Click to enlarge

Source: Credit Suisse


With gold back under $1600, and the 10 year at 1.87%, I wanted to show a chart of the two of them.

The correlation is not as obvious as most people think: During spikes in Inflation, Gold and Interest Rates tend to run together (see the 1970s or 2001-07).

Post crisis, the period of deflation has continued the rally in bonds that has driven rates to record lows over the past few years. But Gold has been unable to get out of its own way the past few years.

I’ll have the boys run some analytics to see exactly what this correlation looks like back to 1970s . . .


Gold: The Beginning of the End of an Era, February 1, 2013
Credit Suisse

Category: Digital Media, Gold & Precious Metals

Please use the comments to demonstrate your own ignorance, unfamiliarity with empirical data and lack of respect for scientific knowledge. Be sure to create straw men and argue against things I have neither said nor implied. If you could repeat previously discredited memes or steer the conversation into irrelevant, off topic discussions, it would be appreciated. Lastly, kindly forgo all civility in your discourse . . . you are, after all, anonymous.

5 Responses to “Gold vs 10-Year Yields”

  1. 4X says:

    In the 10 year period between 2001 & 2011 Gold appreciated 659% to trade above $1900 US$/oz. It appears to have been consolidating in the past two years.

  2. RW says:

    Looking forward to what your crew cooks up. The CW about gold for many years was that its price responded inversely to the $USD and/or accelerating change in the general price level (not nominal inflation but rate of change) and that investing in gold miners could leverage your gains from that effect if you chose your companies well.
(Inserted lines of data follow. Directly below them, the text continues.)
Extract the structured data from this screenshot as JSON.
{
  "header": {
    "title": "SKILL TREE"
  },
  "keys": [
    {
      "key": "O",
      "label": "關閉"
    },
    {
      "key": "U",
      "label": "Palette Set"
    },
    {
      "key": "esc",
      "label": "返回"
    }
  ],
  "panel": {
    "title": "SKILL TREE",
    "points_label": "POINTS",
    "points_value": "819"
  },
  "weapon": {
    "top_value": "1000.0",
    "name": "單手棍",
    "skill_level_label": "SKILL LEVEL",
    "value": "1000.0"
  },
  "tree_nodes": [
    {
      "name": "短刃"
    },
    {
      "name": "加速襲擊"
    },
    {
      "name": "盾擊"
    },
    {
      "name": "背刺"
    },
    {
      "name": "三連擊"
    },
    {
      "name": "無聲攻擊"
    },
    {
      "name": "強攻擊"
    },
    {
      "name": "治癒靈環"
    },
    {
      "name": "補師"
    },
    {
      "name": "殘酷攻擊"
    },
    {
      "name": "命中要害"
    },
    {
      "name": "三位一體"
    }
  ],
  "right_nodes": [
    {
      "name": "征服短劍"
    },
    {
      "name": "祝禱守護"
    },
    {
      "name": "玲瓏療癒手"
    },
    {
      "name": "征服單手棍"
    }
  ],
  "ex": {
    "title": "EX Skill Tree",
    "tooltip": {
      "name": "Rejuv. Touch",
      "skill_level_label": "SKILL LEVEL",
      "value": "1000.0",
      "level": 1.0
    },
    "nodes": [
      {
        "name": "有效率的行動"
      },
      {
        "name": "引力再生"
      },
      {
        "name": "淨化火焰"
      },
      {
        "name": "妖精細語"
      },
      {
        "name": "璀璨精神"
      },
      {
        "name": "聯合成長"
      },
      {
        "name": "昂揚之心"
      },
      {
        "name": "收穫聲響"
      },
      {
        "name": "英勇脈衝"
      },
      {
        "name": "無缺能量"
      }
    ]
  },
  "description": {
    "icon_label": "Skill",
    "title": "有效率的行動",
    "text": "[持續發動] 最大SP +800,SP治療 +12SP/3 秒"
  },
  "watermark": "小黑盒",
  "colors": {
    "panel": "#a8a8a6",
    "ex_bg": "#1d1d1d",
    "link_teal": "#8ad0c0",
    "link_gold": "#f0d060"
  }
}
    As far as I can tell neither has been true for some time and although my sense is that it was true at some point in time it would be interesting to see if that was really the case; if it really was true at all.

  3. Theravadin says:

    My guess is that there is currently a correlation called QE – just a huge amount of $ running around looking for things to invest in, and a significant portion looking for safety/hedges against shocks – treasuries, gold…

  4. jughead says:

    Dear Barry,

    You may find this perspective helpful. I know it has helped me gain an insight into gold.

  5. favjr says:

    The more interesting comparison/correlation is between the real interest rate (on the 10-year or otherwise) and the price of gold. Focussing on the nominal doesn’t make a whole lot of sense actually.